Si la méditation de pleine conscience était pratiquée conformément à sa vocation primordiale, elle ne serait pas utilisée à partir des impulsions de désir et d’aversion pour obtenir des effets recherchés par l’ego, mais pour purifier la psyché de ces mêmes impulsions, ce qui ne peut être obtenu que par l’équanimité, laquelle devrait par conséquent toujours accompagner la pleine conscience si l’on veut que la méditation puisse porter ses fruits sur la voie de l’Éveil. Car, sans l’équanimité, aucune purification de la structure mentale ne peut se produire. C’est sans doute pour cette raison que Denise Desjardins a dit de l’équanimité qu’elle est la « la pierre de touche du Sage [16] ».

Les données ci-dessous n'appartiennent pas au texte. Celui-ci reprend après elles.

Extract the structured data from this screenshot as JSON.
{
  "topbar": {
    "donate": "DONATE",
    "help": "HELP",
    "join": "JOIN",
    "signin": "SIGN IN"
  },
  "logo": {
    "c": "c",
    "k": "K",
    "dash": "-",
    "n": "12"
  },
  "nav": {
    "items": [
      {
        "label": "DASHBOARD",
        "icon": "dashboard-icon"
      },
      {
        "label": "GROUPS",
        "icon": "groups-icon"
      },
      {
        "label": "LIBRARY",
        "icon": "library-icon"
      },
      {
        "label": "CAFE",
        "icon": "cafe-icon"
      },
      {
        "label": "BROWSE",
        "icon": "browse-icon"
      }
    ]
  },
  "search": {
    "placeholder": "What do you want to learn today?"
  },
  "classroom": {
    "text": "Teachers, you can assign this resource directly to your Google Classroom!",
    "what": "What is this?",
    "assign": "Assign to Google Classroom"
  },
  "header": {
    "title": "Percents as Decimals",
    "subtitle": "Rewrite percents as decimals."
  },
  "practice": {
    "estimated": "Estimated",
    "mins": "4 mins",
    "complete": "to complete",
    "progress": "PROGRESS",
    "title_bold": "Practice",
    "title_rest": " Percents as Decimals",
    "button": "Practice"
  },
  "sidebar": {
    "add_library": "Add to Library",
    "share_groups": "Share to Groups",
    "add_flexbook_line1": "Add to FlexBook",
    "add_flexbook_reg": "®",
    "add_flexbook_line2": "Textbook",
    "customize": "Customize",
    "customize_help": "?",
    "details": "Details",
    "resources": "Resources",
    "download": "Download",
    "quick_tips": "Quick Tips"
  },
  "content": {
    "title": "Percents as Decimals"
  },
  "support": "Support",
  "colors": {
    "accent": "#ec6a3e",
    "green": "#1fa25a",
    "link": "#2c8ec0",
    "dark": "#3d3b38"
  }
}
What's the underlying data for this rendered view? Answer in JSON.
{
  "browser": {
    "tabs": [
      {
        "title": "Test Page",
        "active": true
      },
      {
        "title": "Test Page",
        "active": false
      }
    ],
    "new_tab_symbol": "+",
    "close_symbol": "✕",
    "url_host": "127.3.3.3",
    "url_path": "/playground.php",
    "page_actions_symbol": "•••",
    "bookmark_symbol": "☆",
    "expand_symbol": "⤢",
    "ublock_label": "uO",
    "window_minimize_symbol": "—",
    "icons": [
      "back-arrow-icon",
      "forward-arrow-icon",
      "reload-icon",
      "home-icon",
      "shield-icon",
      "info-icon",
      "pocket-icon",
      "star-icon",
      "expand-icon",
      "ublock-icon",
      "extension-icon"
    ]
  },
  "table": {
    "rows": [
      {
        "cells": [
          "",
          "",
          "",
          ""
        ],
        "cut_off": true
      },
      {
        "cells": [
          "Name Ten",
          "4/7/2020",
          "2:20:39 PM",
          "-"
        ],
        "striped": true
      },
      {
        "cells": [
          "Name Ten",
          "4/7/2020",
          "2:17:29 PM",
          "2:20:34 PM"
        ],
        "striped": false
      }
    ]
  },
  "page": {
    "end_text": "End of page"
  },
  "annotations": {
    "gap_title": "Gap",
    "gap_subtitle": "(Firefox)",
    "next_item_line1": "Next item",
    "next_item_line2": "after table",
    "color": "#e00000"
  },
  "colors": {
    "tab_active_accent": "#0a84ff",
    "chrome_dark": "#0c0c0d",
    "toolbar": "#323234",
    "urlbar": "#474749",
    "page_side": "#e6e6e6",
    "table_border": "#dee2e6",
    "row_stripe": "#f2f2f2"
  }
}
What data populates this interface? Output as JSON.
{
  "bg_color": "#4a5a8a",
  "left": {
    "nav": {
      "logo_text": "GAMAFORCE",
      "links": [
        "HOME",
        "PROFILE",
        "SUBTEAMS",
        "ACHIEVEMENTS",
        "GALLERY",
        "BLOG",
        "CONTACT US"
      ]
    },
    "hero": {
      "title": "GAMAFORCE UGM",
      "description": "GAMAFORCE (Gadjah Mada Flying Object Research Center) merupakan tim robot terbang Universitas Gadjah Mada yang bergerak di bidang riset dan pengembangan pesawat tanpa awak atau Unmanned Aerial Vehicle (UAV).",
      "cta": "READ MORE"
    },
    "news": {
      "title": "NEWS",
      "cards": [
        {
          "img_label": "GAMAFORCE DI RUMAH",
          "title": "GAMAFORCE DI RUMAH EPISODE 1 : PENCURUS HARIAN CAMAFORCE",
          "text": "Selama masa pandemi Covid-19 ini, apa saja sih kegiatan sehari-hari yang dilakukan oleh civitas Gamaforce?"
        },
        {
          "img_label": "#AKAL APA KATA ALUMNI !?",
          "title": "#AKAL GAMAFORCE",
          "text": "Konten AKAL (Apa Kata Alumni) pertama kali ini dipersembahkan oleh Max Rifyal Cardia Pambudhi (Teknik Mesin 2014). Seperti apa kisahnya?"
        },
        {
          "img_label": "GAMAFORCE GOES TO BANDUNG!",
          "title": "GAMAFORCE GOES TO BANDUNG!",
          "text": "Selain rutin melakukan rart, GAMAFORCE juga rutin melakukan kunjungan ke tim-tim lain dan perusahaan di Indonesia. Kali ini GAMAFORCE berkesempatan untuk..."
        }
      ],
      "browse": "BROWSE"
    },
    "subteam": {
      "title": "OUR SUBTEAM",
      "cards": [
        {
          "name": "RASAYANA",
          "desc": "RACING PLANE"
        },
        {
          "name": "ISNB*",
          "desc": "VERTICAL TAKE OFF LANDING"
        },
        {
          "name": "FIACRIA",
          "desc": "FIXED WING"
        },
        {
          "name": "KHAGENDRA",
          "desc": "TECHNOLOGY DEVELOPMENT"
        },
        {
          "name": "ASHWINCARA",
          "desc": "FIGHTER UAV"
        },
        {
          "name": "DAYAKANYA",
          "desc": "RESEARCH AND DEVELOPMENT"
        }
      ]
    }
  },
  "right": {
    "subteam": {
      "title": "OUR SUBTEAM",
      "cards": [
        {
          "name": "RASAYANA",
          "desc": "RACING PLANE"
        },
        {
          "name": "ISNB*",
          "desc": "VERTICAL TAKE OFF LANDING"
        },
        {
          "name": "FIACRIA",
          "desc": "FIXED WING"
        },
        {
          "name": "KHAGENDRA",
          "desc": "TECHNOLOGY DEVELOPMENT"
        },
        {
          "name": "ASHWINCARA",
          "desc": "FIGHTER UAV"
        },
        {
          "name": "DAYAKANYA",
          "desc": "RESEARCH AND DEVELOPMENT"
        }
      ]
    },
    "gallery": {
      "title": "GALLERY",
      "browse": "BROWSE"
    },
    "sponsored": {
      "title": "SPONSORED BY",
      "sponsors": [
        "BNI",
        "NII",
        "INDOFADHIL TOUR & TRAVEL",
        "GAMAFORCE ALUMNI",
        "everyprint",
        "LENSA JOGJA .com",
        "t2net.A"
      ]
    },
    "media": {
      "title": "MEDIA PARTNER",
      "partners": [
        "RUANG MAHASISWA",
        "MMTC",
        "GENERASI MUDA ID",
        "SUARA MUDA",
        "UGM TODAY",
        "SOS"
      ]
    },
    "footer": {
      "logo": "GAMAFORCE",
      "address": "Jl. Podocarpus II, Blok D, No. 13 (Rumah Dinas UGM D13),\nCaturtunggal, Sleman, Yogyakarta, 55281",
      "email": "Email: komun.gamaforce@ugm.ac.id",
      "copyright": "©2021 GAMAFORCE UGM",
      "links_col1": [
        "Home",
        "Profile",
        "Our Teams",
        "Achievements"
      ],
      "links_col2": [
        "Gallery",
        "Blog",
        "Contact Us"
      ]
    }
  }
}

Comme l’a expliqué William Hart, pleine conscience et équanimité, « pratiquées ensemble, mènent à se libérer de la souffrance. Si l’une ou l’autre est faible ou absente, progresser sur le chemin vers ce but n’est pas possible. Toutes deux sont essentielles, comme l’oiseau a besoin de deux ailes pour voler ou la charrette de deux roues pour rouler. Et toutes deux doivent avoir la même force. Si l’une de ses ailes est faible et l’autre forte, l’oiseau ne peut bien voler. Si l’une de ses roues est petite et l’autre grande, la charrette tournera en rond. Le méditant doit développer en même temps la conscience attentive et l’équanimité pour avancer sur le chemin [17]. »

En sanskrit, le mot qui traduit le mieux l’équanimité est upeksha, qui signifie également « non-attachement », « non-discrimination », « égalité d’esprit » ou encore « lâcher-prise ». Littéralement, il veut dire « regarder par-dessus », c’est-à-dire regarder les choses sans prendre parti, de manière neutre, avec impartialité.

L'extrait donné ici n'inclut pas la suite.